Ex-Michigan football player Amani Toomer returned to Ann Arbor for the first time in 15 years last weekend
Football kept Amani Toomer away from Ann Arbor for 15 years since he graduated from Michigan in 1996. He always had something going on. During football season, he was with the New York Giants. In the off-season, he had commitments and family obligations.
Then this weekend, finally retired after 190 games as a wide receiver in the NFL and now making a move into broadcasting, he returned to Michigan.
He didn’t know what to expect when he returned to Ann Arbor for the three-day Griese/Hutchinson/Woodson Champions for Children's Hearts charity weekend. He knew he’d be accepted by former teammates, but still, he wondered what had changed? Would he still recognize the Michigan campus?
“It was good to be back, good to see some players and people, and I saw coach (Gary) Moeller, which was special,” Toomer said. “I just really felt like a part of the whole Michigan family, more so than I did in the past couple of years.
“I feel more connected than I did before, so that’s always a good step forward.”
Some of the places Toomer went were recognizable — a stop at campus bar Good Time Charley’s, for instance. Others weren’t, as new buildings and renovations have popped up since the last time he was here.
Things had changed for Toomer, too. He left Ann Arbor as a second-round NFL Draft pick expected to be an impact player in New York. He returned retired from football after a 13-year NFL career, a Super Bowl champion and someone who is OK commenting on the game instead of playing it.
Except for a couple of months in Kansas City, Toomer spent his entire football career with two teams — Michigan and the Giants.
“I was relieved, actually. I went to Kansas City, got hurt in camp, and I was relieved because I knew, I could feel my skills and my body not being able to do what my mind was telling it to. And it was a stressful situation I went through,” Toomer said. “When your mind thinks you can go and your body just doesn’t do what you want it to do, so now that it’s done I’m very pleased with the body of work I put together.”

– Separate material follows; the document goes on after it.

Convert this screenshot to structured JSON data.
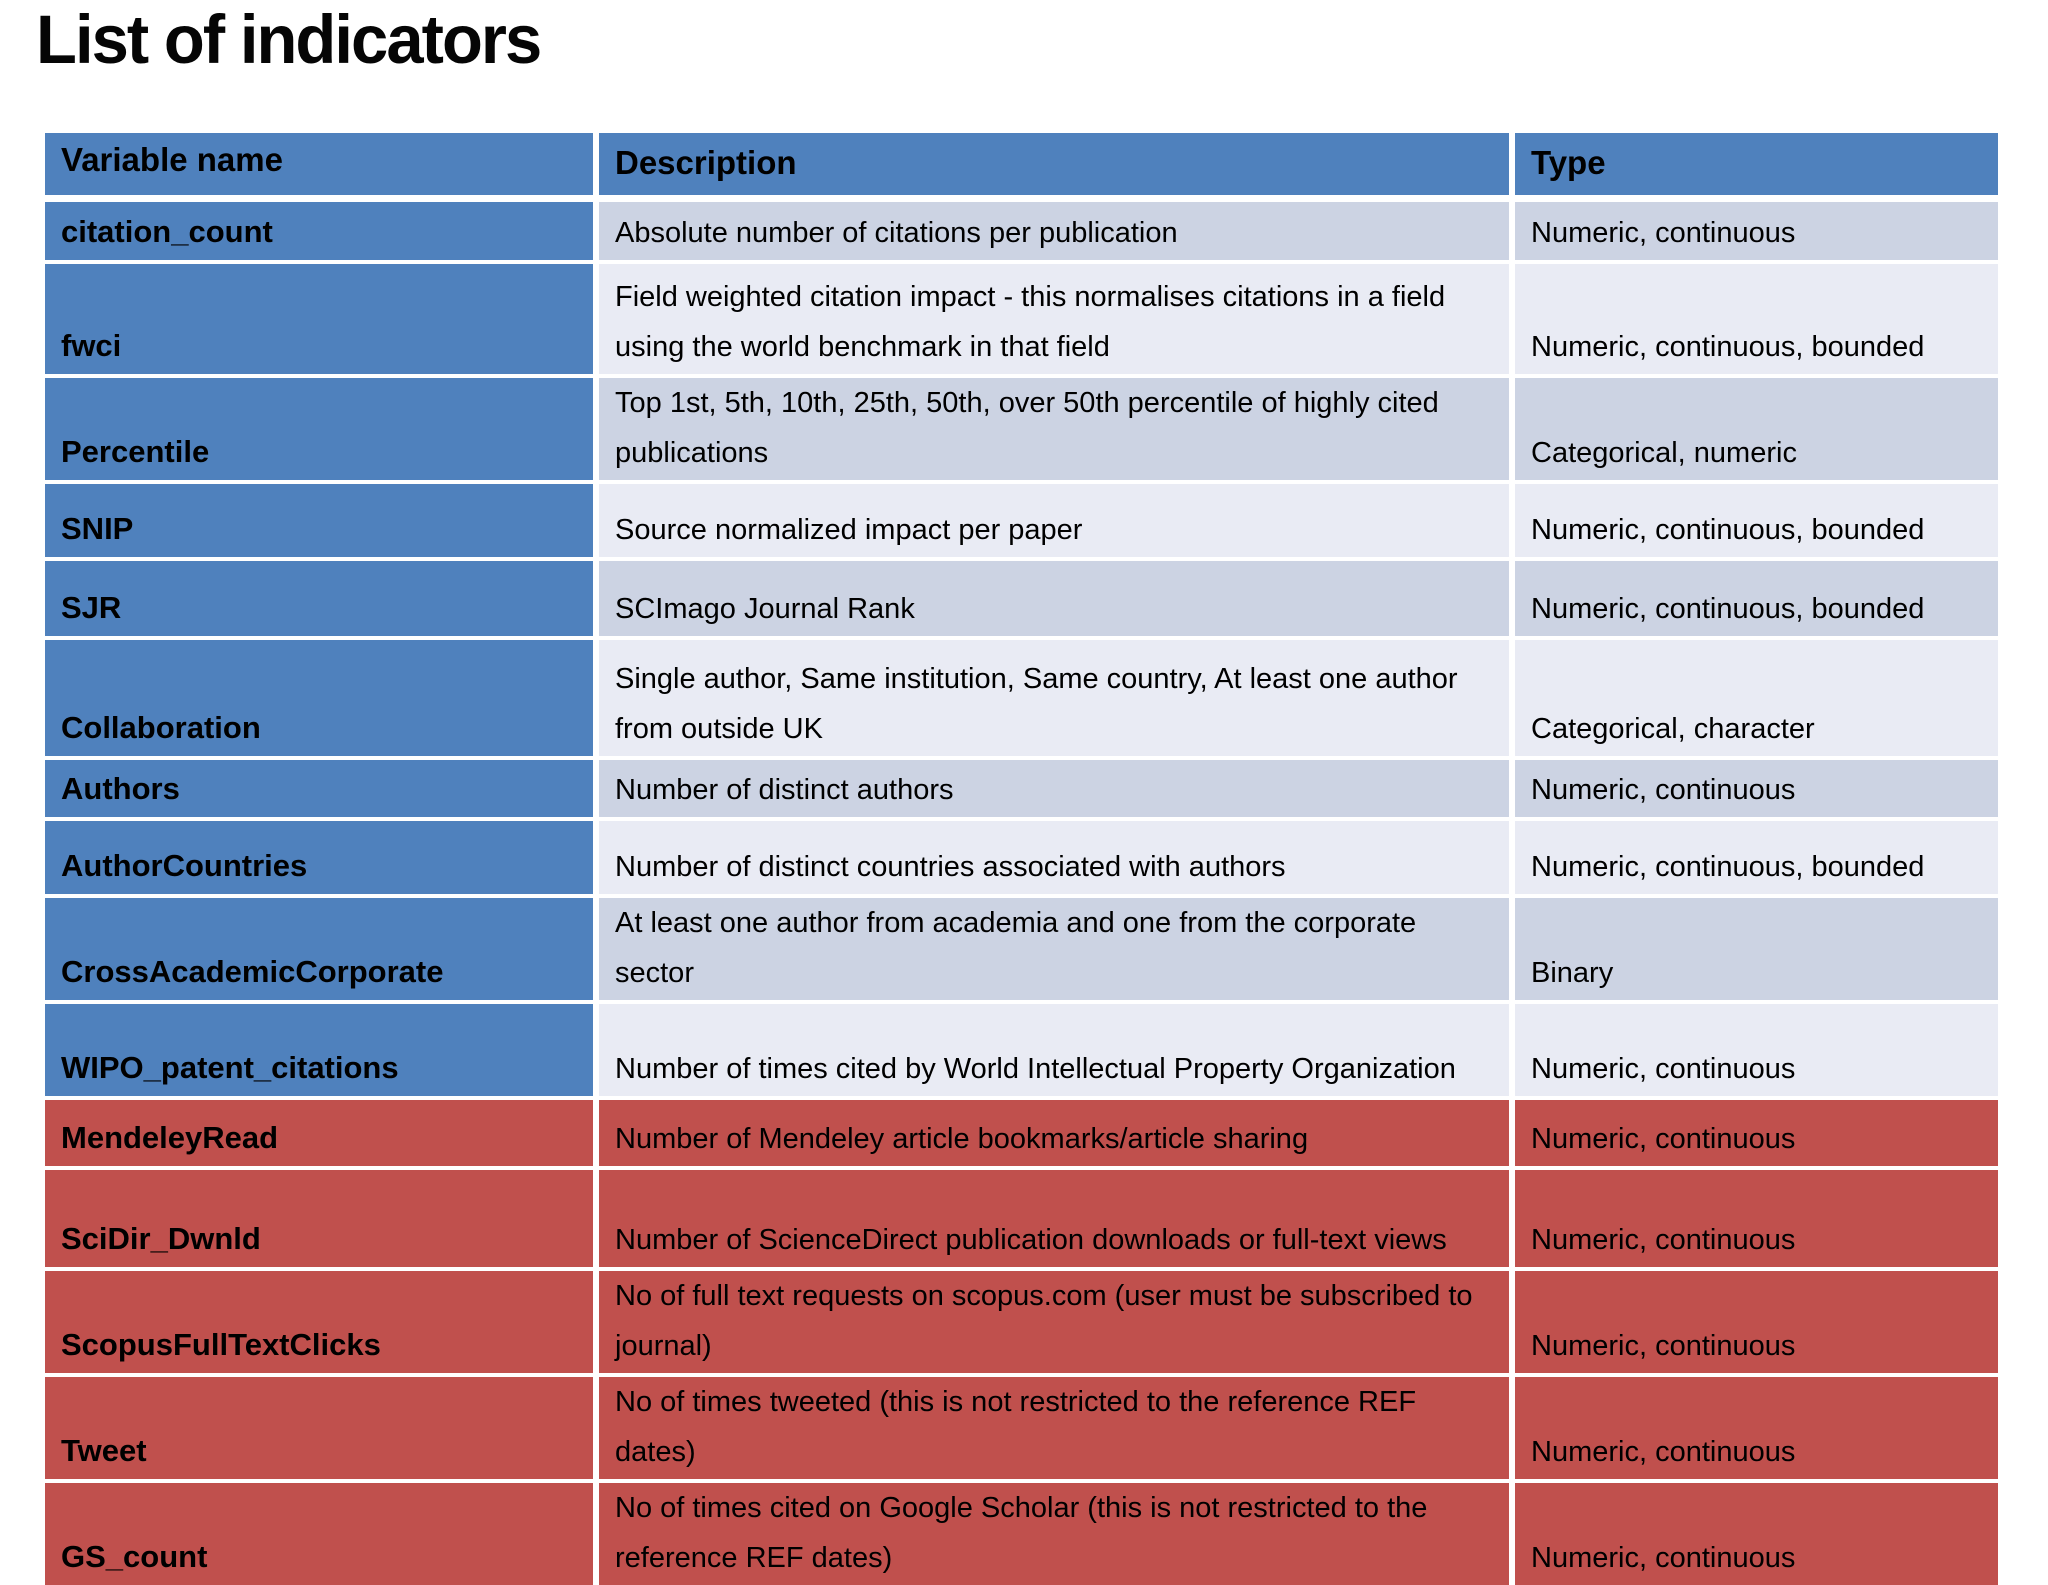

Toomer retired with 9,497 receiving yards and 54 touchdowns in 190 games. His best season was with the Giants in 2002, when he averaged 16.4 yards per catch while piling up 1,343 receiving yards with eight touchdowns.
Now he's taking that experience into the broadcast booth, something he didn’t expect when he was playing.
He did work with the Big Ten Network last season and also with my9 in New York on a postgame show after Giants football games. It is different than what he thought he might get into: Real estate.
Most of that work comes on the investment side working with companies searching for money, but that doesn’t invigorate him like he thought it would.
Broadcasting, he said, is fun and he has a different understanding of the media now that he’s analyzing games instead of playing in them.
“When I was playing, it was like ‘Oh, man, they don’t know what they are talking about, these people in the media,’” Toomer said. “But they really have a perspective that we don’t have as players, and now I’m getting my eyes open to that new perspective of the game.”
Toomer likes it. He said he is currently figuring out on-air possibilities for next season, something he hopes to wrap up in the next month.